Solve $\lim\limits_{n\to\infty}\sqrt[3]{n+\sqrt{n}}-\sqrt[3]{n}$
$\sqrt[3]{n+\sqrt{n}}-\sqrt[3]{n}=\frac{n+\sqrt{n}-n}{(n+\sqrt{n})^{2/3}+(n+\sqrt{n})^{1/3}n^{1/3}+n^{2/3}}\leq \frac{\sqrt{n}}{n^{2/3}+n^{1/3}n^{1/3}+n^{2/3}}=\frac{\sqrt{n}}{3n^{2/3}}\rightarrow 0$
Alternative approach where we do not use of the identity $$a^3-b^3=(a-b)(a^2+ab+b^2).$$
We have that $$0< \sqrt[3]{n+\sqrt{n}}-\sqrt[3]{n}=\frac{\sqrt[3]{n}}{\sqrt{n}}\cdot\frac{ \sqrt[3]{1+\frac{1}{\sqrt{n}}}-1}{\frac{1}{\sqrt{n}}}\leq \frac{1}{\sqrt[6]{n}}\cdot \frac{1}{3}.$$ where we used the Bernoulli's inequality $$(1+x)^r\leq 1+rx$$ with $r=1/3\in(0,1)$ and $x=1/\sqrt{n}$.

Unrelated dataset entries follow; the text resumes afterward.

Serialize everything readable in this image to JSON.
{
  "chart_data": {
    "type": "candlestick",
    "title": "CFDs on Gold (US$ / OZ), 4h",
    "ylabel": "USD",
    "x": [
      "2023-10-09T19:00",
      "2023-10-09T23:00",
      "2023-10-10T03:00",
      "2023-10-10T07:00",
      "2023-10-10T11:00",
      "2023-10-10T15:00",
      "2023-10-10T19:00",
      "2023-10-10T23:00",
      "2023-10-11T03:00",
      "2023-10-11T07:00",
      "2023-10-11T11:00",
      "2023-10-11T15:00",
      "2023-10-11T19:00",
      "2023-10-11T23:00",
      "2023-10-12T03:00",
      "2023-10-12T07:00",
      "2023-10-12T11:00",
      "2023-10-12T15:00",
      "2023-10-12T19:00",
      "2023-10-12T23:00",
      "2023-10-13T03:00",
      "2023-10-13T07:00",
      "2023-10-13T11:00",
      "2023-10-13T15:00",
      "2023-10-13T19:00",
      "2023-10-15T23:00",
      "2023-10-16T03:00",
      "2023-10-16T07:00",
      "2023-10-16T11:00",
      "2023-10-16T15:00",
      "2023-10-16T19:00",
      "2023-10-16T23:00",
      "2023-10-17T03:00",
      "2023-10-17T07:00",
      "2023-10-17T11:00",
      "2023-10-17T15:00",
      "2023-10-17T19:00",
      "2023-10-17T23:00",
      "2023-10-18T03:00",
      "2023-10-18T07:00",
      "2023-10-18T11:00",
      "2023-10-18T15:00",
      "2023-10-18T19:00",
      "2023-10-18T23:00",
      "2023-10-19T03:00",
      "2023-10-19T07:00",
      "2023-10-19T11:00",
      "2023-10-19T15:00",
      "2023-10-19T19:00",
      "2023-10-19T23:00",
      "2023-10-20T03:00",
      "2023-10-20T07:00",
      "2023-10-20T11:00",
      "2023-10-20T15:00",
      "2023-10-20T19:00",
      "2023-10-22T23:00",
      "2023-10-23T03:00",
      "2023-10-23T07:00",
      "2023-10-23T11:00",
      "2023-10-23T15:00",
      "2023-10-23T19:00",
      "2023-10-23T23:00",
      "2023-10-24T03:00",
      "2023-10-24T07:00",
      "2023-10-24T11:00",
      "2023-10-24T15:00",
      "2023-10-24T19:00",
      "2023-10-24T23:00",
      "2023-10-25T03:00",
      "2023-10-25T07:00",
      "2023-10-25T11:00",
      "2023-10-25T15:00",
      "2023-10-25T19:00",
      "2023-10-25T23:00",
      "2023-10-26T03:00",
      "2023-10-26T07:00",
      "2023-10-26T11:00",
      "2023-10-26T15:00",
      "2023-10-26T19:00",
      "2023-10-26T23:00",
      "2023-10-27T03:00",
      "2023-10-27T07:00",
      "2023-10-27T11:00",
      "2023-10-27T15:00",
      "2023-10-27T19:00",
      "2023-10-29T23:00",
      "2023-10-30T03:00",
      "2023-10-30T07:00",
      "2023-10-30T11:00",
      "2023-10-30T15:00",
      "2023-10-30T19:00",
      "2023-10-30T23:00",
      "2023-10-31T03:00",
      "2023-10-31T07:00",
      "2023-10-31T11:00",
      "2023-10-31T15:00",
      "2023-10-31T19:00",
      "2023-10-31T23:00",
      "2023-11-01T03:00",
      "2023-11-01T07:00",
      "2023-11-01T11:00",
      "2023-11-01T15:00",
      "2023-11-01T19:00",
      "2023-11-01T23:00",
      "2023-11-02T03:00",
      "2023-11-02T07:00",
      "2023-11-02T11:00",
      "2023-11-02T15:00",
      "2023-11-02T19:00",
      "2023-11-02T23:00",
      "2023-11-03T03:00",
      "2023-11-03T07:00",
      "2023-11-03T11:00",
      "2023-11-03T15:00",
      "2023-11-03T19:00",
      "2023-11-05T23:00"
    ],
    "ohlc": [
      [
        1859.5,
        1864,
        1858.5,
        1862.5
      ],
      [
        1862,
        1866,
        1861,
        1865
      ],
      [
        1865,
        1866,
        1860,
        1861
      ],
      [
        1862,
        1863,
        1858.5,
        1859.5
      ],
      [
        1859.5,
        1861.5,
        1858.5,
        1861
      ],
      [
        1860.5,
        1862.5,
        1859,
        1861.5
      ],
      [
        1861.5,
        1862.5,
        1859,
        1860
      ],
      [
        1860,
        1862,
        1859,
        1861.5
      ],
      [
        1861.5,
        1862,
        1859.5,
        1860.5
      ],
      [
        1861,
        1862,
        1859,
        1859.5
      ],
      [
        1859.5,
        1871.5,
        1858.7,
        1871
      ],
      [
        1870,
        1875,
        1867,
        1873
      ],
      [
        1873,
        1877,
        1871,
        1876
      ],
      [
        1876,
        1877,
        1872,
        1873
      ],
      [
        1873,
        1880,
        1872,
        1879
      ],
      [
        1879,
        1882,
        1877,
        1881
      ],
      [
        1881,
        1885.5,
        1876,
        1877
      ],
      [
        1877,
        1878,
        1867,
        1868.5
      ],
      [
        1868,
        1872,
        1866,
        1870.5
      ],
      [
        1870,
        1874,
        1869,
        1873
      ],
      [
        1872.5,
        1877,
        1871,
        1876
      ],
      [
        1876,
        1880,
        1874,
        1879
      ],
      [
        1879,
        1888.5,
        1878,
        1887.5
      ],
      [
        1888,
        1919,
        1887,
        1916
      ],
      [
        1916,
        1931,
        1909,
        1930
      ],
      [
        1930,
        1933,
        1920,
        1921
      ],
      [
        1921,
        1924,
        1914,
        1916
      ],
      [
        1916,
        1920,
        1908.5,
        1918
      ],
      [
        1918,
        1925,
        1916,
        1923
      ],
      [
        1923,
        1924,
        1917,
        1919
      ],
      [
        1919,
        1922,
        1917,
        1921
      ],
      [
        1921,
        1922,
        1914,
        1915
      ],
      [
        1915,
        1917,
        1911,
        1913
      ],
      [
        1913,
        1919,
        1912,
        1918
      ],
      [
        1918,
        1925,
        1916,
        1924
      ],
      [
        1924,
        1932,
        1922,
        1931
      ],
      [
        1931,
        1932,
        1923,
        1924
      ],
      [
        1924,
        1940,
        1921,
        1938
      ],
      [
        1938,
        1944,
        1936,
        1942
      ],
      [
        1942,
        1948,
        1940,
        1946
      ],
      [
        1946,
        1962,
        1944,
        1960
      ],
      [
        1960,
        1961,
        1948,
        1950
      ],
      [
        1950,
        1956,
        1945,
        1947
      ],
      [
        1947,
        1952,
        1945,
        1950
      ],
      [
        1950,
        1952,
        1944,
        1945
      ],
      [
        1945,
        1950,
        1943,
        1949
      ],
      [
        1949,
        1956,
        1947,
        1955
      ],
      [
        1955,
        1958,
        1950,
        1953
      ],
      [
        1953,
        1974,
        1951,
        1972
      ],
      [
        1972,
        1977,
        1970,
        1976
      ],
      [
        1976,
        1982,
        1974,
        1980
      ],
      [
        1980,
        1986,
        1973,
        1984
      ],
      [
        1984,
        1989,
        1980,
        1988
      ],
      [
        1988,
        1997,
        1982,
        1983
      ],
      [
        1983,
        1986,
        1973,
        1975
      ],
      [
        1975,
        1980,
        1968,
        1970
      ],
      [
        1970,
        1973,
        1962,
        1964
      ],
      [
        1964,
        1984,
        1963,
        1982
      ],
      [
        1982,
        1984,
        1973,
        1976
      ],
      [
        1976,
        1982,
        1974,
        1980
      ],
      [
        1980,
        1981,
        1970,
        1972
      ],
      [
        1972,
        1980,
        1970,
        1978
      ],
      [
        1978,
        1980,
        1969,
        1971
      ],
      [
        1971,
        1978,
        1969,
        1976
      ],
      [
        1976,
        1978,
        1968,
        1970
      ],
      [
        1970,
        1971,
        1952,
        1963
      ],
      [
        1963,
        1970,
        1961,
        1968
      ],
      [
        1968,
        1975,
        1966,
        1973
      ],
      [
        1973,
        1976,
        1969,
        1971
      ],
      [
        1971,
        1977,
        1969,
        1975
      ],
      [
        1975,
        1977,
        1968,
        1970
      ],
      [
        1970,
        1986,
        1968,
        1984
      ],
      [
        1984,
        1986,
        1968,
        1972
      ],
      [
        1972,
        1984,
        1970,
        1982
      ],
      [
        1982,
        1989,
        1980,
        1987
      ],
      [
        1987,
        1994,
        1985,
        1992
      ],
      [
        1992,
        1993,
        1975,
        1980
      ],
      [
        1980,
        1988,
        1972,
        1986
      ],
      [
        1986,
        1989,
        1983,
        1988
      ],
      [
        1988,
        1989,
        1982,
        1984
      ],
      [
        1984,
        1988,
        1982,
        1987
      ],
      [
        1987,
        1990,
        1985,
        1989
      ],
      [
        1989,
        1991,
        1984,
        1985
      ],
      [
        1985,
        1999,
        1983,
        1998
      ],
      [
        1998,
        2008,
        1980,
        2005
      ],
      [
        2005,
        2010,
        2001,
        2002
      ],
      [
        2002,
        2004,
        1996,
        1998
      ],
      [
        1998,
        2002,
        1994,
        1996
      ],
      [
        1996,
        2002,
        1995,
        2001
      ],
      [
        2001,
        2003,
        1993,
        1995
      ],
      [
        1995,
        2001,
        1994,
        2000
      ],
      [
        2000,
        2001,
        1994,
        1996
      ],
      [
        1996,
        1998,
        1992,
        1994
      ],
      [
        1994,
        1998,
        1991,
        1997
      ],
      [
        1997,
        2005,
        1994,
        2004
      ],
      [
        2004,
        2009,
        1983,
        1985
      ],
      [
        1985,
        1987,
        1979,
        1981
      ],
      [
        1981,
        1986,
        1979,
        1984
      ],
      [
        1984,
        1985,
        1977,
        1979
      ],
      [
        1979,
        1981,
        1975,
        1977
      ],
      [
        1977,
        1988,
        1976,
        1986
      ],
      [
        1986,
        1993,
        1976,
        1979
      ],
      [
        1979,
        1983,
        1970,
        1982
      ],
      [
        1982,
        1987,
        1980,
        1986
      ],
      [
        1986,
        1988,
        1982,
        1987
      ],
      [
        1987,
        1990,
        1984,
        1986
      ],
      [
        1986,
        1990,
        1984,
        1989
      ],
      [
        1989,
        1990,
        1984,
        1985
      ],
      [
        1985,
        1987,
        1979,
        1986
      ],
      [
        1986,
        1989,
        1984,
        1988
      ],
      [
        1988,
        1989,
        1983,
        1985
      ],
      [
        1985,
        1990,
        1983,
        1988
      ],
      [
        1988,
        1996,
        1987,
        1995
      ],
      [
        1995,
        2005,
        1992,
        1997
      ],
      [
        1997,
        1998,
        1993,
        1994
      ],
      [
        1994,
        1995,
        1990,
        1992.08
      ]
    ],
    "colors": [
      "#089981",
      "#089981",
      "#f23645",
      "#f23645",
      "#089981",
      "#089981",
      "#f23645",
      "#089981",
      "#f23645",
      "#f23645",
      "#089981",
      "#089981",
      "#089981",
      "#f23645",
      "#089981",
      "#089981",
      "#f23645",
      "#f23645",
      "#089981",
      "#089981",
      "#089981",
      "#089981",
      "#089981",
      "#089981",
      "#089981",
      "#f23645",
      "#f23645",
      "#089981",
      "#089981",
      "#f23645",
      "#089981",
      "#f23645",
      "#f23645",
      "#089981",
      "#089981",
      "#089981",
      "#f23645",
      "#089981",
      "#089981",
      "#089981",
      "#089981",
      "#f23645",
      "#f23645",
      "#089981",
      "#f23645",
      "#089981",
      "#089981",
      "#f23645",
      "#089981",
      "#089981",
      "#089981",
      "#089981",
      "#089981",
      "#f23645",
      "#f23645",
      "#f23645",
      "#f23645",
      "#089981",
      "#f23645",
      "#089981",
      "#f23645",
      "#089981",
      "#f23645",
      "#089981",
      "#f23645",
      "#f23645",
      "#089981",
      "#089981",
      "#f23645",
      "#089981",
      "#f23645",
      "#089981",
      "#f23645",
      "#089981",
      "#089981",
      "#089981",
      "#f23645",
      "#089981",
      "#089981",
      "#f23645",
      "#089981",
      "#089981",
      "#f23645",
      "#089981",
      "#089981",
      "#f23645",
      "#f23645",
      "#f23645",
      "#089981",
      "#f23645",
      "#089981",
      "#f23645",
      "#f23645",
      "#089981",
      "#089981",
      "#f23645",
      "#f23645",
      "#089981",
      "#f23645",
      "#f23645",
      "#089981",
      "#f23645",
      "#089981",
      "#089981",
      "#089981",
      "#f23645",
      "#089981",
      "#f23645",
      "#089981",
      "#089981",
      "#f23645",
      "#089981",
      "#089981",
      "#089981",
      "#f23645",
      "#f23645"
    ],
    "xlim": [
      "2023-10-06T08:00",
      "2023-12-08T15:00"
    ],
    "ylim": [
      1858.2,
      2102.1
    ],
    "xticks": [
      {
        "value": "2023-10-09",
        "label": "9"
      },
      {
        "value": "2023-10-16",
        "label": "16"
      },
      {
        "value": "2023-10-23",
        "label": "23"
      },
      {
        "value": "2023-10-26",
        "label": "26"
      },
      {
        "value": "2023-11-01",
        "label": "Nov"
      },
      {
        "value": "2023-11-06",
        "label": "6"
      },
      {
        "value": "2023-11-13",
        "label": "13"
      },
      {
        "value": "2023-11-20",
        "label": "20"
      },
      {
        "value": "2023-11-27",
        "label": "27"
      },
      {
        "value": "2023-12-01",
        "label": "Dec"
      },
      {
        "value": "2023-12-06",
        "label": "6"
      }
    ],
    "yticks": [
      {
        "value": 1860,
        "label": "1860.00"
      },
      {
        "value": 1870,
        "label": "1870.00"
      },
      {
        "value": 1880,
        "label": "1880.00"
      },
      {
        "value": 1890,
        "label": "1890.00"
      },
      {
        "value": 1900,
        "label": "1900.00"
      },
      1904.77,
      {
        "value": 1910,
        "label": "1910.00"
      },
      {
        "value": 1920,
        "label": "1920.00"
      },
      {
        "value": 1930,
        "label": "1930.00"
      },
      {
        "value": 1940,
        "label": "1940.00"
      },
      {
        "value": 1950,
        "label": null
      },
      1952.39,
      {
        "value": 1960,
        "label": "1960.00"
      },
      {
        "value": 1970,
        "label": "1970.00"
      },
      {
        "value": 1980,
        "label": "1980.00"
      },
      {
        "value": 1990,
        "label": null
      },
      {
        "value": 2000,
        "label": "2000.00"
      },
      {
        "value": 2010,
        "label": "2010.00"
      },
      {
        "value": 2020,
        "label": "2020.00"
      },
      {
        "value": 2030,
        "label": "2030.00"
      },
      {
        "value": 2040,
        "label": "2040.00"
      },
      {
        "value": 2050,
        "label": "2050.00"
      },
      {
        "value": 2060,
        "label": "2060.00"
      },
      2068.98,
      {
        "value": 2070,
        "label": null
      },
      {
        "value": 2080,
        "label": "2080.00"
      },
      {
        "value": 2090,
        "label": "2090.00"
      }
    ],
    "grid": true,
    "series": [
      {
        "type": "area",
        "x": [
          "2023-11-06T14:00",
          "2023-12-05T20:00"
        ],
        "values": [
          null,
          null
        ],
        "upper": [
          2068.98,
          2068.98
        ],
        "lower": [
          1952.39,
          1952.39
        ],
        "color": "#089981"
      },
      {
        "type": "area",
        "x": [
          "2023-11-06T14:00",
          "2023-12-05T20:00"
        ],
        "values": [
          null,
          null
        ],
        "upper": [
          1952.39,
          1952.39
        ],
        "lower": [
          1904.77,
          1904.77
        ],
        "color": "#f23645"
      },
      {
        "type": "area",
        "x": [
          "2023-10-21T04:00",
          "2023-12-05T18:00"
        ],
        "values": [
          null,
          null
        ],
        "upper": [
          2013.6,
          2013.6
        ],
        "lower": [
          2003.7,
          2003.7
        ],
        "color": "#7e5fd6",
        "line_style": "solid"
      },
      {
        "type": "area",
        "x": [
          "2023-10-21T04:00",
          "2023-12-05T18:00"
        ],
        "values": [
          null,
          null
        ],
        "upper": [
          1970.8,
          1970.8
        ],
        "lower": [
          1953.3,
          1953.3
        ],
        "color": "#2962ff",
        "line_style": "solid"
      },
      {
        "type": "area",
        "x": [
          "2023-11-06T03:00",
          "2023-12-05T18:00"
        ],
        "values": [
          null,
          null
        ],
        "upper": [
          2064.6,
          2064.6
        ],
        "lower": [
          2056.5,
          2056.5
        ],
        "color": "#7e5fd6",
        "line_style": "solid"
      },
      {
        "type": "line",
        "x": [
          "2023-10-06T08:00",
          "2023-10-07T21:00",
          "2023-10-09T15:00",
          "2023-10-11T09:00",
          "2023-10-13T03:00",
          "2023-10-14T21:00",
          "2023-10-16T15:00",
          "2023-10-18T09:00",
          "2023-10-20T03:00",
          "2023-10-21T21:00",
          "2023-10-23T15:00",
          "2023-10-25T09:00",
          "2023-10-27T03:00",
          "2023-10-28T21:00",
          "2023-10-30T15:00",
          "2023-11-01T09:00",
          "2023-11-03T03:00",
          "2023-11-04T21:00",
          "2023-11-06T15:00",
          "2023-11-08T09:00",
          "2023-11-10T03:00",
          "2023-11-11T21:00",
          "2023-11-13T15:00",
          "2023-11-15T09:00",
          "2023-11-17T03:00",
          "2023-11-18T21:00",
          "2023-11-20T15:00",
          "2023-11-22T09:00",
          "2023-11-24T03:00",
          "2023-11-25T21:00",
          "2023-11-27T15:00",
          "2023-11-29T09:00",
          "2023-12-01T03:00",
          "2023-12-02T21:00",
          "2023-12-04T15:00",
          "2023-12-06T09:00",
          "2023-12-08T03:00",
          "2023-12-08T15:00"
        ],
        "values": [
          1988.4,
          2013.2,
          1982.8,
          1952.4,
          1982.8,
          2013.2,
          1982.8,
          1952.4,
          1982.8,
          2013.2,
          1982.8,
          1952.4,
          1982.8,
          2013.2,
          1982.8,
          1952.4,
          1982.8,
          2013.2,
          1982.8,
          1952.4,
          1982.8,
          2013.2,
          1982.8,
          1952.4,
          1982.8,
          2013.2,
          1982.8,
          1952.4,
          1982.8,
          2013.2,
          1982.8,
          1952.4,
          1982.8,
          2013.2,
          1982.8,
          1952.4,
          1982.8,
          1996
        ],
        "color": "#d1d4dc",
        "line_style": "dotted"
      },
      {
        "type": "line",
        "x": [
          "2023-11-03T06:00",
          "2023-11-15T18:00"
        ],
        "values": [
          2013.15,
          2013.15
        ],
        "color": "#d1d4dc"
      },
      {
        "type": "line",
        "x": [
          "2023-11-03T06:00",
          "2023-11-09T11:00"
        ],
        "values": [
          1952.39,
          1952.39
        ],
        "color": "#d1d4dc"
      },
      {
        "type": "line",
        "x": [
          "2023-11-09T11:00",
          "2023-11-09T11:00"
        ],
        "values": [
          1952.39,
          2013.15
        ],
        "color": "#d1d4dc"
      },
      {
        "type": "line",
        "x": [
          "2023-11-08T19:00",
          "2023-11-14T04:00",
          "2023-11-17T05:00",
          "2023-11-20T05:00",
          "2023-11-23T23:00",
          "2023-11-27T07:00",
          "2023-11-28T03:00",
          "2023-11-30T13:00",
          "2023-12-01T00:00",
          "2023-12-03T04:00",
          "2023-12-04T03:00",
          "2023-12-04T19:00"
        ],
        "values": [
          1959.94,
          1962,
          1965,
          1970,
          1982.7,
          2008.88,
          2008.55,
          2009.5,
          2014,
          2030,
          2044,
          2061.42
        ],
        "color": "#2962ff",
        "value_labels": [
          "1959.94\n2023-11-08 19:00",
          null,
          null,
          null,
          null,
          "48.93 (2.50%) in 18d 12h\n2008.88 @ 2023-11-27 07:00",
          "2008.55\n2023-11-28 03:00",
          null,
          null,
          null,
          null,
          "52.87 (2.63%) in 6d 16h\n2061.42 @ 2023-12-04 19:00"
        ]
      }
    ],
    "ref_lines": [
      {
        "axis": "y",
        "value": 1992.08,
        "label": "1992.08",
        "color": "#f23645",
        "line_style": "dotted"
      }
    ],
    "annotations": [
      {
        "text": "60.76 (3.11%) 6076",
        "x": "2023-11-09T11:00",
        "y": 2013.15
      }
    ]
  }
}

Can you take it from here?
P.S. By using this approach we are also able to find
$$\lim\limits_{n\to\infty}\left((n+\sqrt{n})^r-n^r\right)$$
for any $r<1/2$. Note that if we replace $\sqrt[3]{\ }$ with say $\sqrt[5]{\ }$ then the "algebraic way" could be very annoying!
By first order binomial expansion $(1+x)^r=1+rx + o(x)$, we have
$$\sqrt[3]{n+\sqrt{n}}=\sqrt[3]{n}\, \left(1+\frac1{\sqrt n}\right)^\frac13=\sqrt[3]{n}+\frac{\sqrt[3]{n}}{3\sqrt n}+o\left(\frac{\sqrt[3]{n}}{\sqrt n}\right)=\sqrt[3]{n}+\frac{1}{3n^\frac16}+o\left(\frac{1}{n^\frac16}\right)$$
therefore
$$\sqrt[3]{n+\sqrt{n}}-\sqrt[3]{n}=\frac{1}{3n^\frac16}+o\left(\frac{1}{n^\frac16}\right)$$